How Jumping to Conclusions Affects Us

Esmael Darman 

Our assumptions are not always true and acting upon them can have a detrimental impact on our emotional health and social relationships.

One of the most important areas of our lives is our social relationships. It is critical, because first and foremost, we are social creatures. We cannot even obtain and develop a sense of identity unless we are brought up among people and start communicating with them. And once we reach adulthood, we invest in these relationships for our future plans. So it is not only about survival, but it is also about personal and family success. We can add as many reasons as we can to highlight the significance of social relationships.

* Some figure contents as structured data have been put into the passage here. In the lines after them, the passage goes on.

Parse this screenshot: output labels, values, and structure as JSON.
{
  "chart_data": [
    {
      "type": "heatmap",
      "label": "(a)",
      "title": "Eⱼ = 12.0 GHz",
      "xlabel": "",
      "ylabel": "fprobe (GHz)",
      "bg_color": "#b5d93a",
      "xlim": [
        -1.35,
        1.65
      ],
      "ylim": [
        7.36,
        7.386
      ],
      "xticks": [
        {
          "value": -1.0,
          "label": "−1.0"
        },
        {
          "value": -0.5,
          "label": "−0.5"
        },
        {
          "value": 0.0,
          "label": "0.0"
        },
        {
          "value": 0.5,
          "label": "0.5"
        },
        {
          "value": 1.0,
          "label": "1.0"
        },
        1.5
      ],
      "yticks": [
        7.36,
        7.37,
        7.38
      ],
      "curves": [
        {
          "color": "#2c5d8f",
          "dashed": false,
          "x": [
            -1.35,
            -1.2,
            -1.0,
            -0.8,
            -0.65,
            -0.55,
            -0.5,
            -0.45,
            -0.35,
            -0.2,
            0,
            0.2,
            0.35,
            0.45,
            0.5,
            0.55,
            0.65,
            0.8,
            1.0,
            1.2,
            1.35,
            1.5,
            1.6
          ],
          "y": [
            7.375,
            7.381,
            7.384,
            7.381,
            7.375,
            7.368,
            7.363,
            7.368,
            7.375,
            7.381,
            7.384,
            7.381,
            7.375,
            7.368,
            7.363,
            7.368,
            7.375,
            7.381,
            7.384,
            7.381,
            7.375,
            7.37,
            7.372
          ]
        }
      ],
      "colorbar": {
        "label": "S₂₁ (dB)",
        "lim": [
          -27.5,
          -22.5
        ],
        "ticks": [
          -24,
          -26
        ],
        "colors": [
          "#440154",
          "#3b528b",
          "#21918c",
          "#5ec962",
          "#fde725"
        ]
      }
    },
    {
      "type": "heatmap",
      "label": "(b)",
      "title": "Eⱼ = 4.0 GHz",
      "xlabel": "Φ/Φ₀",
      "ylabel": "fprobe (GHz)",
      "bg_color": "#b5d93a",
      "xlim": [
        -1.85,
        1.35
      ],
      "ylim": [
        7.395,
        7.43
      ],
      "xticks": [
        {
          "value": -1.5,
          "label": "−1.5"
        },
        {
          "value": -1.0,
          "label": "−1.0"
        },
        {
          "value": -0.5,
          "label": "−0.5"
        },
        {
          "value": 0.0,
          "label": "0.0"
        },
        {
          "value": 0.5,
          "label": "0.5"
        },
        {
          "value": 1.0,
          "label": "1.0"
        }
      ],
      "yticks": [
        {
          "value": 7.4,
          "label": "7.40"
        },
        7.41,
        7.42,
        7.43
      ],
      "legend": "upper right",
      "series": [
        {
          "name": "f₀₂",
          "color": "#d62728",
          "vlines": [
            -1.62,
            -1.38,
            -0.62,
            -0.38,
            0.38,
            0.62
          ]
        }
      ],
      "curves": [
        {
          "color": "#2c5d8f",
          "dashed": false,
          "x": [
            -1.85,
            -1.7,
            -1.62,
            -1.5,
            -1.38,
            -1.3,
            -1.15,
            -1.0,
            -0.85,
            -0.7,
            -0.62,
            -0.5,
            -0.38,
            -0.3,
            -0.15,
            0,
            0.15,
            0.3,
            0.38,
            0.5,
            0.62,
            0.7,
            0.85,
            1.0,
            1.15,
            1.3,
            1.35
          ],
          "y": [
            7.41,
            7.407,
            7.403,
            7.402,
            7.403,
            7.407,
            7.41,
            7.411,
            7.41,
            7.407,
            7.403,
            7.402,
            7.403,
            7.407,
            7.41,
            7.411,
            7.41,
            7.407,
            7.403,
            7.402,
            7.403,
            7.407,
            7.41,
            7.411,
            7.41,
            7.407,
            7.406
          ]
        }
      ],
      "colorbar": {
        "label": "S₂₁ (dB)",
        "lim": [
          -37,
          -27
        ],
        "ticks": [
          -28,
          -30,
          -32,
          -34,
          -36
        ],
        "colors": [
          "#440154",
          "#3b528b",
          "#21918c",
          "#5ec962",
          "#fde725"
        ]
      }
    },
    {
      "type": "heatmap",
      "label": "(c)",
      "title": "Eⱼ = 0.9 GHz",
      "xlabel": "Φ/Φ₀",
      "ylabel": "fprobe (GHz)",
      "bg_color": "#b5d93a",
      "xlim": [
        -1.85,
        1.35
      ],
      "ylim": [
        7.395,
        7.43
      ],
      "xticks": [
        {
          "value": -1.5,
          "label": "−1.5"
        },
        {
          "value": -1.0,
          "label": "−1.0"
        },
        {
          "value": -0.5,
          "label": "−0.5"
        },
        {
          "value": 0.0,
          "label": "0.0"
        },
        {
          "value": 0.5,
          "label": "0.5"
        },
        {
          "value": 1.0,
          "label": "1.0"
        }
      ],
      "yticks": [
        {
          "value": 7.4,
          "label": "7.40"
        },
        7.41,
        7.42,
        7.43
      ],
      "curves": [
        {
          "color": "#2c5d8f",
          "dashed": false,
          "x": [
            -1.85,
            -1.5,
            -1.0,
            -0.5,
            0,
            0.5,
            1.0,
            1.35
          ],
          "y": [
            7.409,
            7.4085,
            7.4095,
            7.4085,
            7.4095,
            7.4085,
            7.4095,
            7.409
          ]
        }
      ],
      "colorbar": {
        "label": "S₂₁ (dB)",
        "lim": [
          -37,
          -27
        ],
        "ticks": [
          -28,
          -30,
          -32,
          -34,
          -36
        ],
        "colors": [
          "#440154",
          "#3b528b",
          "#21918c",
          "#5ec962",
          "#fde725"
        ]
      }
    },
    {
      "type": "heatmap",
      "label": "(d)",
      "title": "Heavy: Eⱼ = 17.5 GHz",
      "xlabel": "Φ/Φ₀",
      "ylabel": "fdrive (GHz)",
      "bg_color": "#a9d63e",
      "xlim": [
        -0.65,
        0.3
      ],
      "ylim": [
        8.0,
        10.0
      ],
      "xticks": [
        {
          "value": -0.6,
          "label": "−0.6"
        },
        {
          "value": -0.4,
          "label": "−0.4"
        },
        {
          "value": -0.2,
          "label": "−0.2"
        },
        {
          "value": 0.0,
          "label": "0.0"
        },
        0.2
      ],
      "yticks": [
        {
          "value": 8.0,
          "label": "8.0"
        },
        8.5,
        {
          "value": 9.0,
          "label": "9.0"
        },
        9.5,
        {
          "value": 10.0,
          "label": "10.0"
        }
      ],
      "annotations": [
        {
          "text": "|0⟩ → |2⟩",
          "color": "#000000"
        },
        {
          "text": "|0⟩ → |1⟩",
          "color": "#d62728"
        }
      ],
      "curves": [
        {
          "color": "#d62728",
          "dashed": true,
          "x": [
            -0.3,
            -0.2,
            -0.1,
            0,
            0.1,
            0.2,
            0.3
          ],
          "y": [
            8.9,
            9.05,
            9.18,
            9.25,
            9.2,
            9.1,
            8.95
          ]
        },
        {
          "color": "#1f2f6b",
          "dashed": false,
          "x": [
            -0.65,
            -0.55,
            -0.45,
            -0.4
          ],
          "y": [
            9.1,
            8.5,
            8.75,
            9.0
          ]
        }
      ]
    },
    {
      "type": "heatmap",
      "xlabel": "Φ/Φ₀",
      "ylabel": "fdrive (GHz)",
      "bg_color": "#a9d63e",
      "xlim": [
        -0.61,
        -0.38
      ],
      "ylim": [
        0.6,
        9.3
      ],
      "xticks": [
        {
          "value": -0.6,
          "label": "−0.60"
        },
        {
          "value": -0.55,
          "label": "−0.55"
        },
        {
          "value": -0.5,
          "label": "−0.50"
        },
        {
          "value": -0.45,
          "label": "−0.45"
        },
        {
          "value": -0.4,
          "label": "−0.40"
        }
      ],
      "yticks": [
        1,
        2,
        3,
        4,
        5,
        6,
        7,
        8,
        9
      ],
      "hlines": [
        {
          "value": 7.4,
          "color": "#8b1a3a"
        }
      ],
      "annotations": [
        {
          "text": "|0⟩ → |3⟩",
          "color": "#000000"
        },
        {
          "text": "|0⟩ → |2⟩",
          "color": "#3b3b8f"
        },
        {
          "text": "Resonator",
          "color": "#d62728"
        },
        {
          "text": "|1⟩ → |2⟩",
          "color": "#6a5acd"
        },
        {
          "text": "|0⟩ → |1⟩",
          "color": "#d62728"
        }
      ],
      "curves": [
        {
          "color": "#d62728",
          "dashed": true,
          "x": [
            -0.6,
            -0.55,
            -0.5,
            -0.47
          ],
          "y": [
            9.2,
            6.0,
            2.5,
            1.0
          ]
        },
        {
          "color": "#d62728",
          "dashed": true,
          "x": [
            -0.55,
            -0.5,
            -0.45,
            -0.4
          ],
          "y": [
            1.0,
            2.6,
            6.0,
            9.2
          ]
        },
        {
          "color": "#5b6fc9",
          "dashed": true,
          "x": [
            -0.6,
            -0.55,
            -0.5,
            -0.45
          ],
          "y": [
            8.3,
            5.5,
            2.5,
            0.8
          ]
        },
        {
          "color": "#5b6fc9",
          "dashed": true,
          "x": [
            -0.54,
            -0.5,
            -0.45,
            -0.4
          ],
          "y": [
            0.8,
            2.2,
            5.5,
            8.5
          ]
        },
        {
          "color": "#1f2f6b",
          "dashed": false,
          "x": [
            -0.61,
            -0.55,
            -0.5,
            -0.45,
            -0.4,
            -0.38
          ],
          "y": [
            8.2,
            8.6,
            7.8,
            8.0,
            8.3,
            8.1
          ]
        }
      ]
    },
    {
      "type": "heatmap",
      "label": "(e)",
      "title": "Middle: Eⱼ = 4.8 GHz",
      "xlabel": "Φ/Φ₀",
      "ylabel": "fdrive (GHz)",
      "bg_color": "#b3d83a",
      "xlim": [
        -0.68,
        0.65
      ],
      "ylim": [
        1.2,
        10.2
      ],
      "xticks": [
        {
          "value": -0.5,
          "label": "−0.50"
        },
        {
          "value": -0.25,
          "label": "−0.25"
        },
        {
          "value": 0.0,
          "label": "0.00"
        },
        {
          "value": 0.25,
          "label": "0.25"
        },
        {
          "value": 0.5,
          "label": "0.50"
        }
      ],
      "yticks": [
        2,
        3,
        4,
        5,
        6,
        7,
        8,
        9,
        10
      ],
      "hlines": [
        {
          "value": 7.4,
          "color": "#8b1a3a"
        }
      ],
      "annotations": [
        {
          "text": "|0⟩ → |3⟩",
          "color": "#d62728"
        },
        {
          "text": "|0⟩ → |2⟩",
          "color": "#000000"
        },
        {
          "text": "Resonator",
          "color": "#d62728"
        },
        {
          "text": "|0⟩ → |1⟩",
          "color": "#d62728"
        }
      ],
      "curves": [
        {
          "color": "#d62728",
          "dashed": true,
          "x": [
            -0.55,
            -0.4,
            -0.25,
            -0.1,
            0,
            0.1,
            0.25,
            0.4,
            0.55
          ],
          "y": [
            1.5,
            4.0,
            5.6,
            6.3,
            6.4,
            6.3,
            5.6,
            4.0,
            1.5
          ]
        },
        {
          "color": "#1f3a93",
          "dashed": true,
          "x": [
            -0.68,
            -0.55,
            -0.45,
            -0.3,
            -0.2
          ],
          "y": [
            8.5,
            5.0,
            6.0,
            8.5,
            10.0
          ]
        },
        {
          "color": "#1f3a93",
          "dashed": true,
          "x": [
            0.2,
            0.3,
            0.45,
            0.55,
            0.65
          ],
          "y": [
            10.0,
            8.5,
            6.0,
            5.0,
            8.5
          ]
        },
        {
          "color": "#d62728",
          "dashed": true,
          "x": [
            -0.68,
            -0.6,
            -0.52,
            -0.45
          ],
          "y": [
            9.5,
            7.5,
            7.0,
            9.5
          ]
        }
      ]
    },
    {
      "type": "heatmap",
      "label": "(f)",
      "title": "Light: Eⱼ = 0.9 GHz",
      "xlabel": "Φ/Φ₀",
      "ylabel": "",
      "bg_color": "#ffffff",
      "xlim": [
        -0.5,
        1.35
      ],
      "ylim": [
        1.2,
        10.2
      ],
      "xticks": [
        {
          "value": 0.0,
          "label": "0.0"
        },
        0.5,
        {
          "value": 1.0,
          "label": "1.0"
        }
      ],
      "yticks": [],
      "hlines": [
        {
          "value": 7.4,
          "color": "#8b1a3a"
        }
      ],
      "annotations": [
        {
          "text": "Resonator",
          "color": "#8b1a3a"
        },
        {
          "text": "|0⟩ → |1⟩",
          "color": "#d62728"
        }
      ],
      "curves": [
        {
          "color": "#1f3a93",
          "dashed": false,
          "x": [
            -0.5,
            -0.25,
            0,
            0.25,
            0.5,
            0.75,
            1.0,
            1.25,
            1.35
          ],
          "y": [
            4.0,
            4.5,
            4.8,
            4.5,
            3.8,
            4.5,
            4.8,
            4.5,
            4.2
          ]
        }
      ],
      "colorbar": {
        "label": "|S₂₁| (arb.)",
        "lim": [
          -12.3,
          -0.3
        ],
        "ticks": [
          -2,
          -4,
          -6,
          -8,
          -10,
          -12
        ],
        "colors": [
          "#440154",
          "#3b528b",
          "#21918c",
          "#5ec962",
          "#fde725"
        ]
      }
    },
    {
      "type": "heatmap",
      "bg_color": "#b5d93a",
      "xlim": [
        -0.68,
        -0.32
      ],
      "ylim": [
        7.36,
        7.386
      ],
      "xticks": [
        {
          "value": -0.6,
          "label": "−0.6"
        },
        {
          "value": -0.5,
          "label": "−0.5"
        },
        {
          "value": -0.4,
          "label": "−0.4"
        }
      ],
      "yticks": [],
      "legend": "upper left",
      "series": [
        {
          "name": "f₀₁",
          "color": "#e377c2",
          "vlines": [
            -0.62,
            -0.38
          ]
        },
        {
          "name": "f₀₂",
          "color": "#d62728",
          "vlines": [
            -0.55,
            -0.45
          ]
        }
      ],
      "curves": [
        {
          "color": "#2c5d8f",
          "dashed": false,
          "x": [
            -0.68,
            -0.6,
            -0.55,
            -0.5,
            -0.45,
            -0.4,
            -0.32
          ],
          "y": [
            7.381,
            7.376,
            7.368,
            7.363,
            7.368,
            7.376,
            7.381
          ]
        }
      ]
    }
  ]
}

In the meantime, however, there are some ways of thinking, specifically some cognitive distortions, that can negatively impact these relationships by leading to certain behaviors. One of them is jumping to conclusions. What exactly is it?

It simply means making negative interpretations without actual evidence. In other words, you act like a mind reader and make assumptions based on that. For instance, you might say “Look at her face. I know that she hates me!” In some other cases, you may act like a fortuneteller and argue that “I just feel that something bad is going to happen,” whereas there is nothing to prove that.

This type of behavior is seen across cultures. However, since we tend to “imply” and use an indirect form of speech and communication in our Afghan culture, we use it obviously more. We usually don’t make the effort to ask the other person what’s going on and instead prefer to make various assumptions, and as a consequence, come to different conclusions, most of which are not necessarily true! The misunderstanding can get worse and hurt both us and others if we act upon these assumptions and conclusions. People who suffer from some types of anxiety disorders, particularly Generalized Anxiety Disorders, excessively use this type of cognitive distortions and often look for reasons to keep worrying and justify their worries.

One of the most effective ways to tackle this type of distortion is to learn how to ask questions, explore, seek information, and improve communication skills. Otherwise, it will add up to our everyday stress, consume a great deal of our mental energy, and impact our relationships not only within the family but also in other circles and spheres.